Air Charter Service (ACS) is a global aircraft charter provider with 29 offices around the world in Australia, Brazil, Canada, China, France, Germany, Hong Kong, India, Kazakhstan, Singapore, South Africa, Spain, Switzerland, UAE, UK, and USA.

As a brokerage, Air Charter Service does not own any aircraft, but arranges helicopter, private jet, commercial airline, and cargo aircraft charters. Additional services include Jet Cards for its private jets division, Onboard Couriers and Travel & Concierge.

History 
In 1990, from a basement in the UK town of Kingston upon Thames, Chris Leach set about creating Air Charter Service (ACS).

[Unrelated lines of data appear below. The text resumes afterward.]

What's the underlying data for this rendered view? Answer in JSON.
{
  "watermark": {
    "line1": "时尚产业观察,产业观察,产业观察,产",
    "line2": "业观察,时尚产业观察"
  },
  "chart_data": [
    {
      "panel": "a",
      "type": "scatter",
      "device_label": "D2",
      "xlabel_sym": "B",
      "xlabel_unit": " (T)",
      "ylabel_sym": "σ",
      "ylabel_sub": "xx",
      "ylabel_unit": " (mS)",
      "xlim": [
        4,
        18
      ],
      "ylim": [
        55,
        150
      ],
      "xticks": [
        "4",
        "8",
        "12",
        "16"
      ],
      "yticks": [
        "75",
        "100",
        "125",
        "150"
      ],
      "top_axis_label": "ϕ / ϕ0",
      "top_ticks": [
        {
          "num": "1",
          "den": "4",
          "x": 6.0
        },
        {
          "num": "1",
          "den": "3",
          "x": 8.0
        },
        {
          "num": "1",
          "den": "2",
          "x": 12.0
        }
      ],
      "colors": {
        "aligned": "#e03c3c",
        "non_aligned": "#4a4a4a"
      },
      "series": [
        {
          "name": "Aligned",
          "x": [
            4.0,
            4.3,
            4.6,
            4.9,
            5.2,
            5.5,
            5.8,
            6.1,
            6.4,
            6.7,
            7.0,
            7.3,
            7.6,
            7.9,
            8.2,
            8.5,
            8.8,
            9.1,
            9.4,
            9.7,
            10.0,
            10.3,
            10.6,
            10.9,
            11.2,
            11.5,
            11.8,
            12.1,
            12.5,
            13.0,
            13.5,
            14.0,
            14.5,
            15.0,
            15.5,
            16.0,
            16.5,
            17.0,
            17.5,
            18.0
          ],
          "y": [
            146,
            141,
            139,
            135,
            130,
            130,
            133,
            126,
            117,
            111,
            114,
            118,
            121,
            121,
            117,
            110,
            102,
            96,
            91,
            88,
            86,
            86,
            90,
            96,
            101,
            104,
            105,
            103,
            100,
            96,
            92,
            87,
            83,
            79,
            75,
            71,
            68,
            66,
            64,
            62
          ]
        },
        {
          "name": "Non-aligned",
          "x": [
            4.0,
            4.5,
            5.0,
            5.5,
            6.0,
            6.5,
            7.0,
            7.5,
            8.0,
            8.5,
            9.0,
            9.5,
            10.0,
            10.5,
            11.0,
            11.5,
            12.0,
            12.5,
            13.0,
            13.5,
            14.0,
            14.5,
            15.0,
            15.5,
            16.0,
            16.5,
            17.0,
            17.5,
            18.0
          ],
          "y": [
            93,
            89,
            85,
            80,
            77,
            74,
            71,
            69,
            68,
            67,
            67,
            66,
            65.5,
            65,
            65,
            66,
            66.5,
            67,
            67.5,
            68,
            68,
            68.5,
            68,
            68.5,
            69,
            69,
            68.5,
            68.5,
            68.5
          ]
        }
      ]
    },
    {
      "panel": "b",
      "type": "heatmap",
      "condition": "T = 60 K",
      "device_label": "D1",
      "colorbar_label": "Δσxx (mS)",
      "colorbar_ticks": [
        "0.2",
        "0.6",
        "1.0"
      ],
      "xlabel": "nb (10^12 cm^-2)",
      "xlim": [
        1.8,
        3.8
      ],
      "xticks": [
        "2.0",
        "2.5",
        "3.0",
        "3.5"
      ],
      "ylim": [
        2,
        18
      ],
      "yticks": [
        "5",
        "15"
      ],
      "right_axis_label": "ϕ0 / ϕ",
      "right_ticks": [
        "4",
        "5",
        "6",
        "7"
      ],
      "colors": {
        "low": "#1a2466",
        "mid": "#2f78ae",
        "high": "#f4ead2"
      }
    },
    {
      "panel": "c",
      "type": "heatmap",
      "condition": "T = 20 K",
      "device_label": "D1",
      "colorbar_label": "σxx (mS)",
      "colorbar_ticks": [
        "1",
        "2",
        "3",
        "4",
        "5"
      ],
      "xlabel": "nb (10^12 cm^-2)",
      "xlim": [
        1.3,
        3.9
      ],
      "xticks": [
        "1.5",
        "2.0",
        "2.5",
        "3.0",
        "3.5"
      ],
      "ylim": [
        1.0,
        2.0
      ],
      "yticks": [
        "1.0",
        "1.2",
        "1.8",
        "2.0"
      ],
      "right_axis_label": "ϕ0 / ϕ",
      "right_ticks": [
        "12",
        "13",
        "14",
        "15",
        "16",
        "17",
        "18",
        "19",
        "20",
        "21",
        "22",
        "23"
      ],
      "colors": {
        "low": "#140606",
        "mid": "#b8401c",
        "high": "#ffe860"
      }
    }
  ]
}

In 2015 Air Charter Service announced that it would be investing £10 million ($15 million) in charter technology over the course of the next five years.

Chronology 
1990 In the basement of Chris Leach's house, ACS is born.

1993 ACS gets involved in relief operations following Somalia's civil war. Chris Leach works on the ground in war-torn Mogadishu.

1994 ACS charters a number of An-124 aircraft to Rwanda to deliver aid following the genocide.

1995 ACS opens its first overseas offices in Moscow, Russia and an operations base for its new managed fleet in Ostend, Belgium.

1999 On behalf of the Red Cross, ACS creates an air bridge in Kosovo.

2001 ACS rushes aid to Bangladesh following monsoon floods.

2004 ACS expands into the US with the opening of the New York office.

2005 Following the Indian Ocean tsunami, ACS gets heavily involved in completing relief charters and positioning helicopters on long-term lease. ACS enters the Middle Eastern market by opening an office in Dubai.

2006 In response to the Pakistan earthquake, ACS arranges helicopters for the British Government, as well as many other charters for relief agencies.

2007 ACS expands its European presence, opening offices in Spain.

2008 ACS establishes a foothold in the Asian market with an operation in Hong Kong.

2009 ACS continues its continental expansion, opening an office in South Africa and also increases its European presence with an office in France.

2010 ACS opens four new offices in Germany, Canada, Brazil and a second one for Russia in St Petersburg. 100 cargo and passenger charters are organised to deliver aid and key personnel to Haiti following the devastating earthquake. Following the volcanic ash cloud from Iceland hundreds of aircraft are chartered after European airspace reopens.

2011 ACS expands its coverage in USA, with the opening of the Los Angeles office. Over 15,000 people evacuated from Libya, Egypt and Tunisia on ACS chartered aircraft.

2012 Launch of the jet card division and subsequent products. ACS opens offices in India, China and Kazakhstan ACS arranges regular civilian passenger flights between the UK and the Falkland Islands, coordinating regular rotations throughout the year.

2014 ACS expands within North America, opening an office in Houston, Texas.

2015 This year marks the 25th anniversary of the company's formation. ACS announces a major investment an onboard courier / hand-carry division. ACS opens a new office in Miami, USA and a Swiss office in Geneva.

2016 ACS expands into a sixth continent, opening a new office in Sydney, Australia. ACS helps coordinate a 48 sector, six continent world tour for heavy metal band, Iron Maiden.

2018 ACS opens offices in Manhattan and San Francisco.

2019 ACS opens an office in Atlanta.

2020 ACS opens offices in Singapore and Chicago.

Websites 
The company has websites covering 34 countries (in a total of 11 languages): Angola, Argentina, Australia, Bolivia, Brazil, Canada, Chile, China, Colombia, Democratic Republic of the Congo, France, Germany, Hong Kong, India, Indonesia, Ireland, Kenya, Mexico, Namibia, Nigeria, Peru, Republic of Korea, Saudi Arabia, Singapore, South Africa, Spain, Switzerland, Turkey, UAE, UK, Uruguay, USA and Venezuela.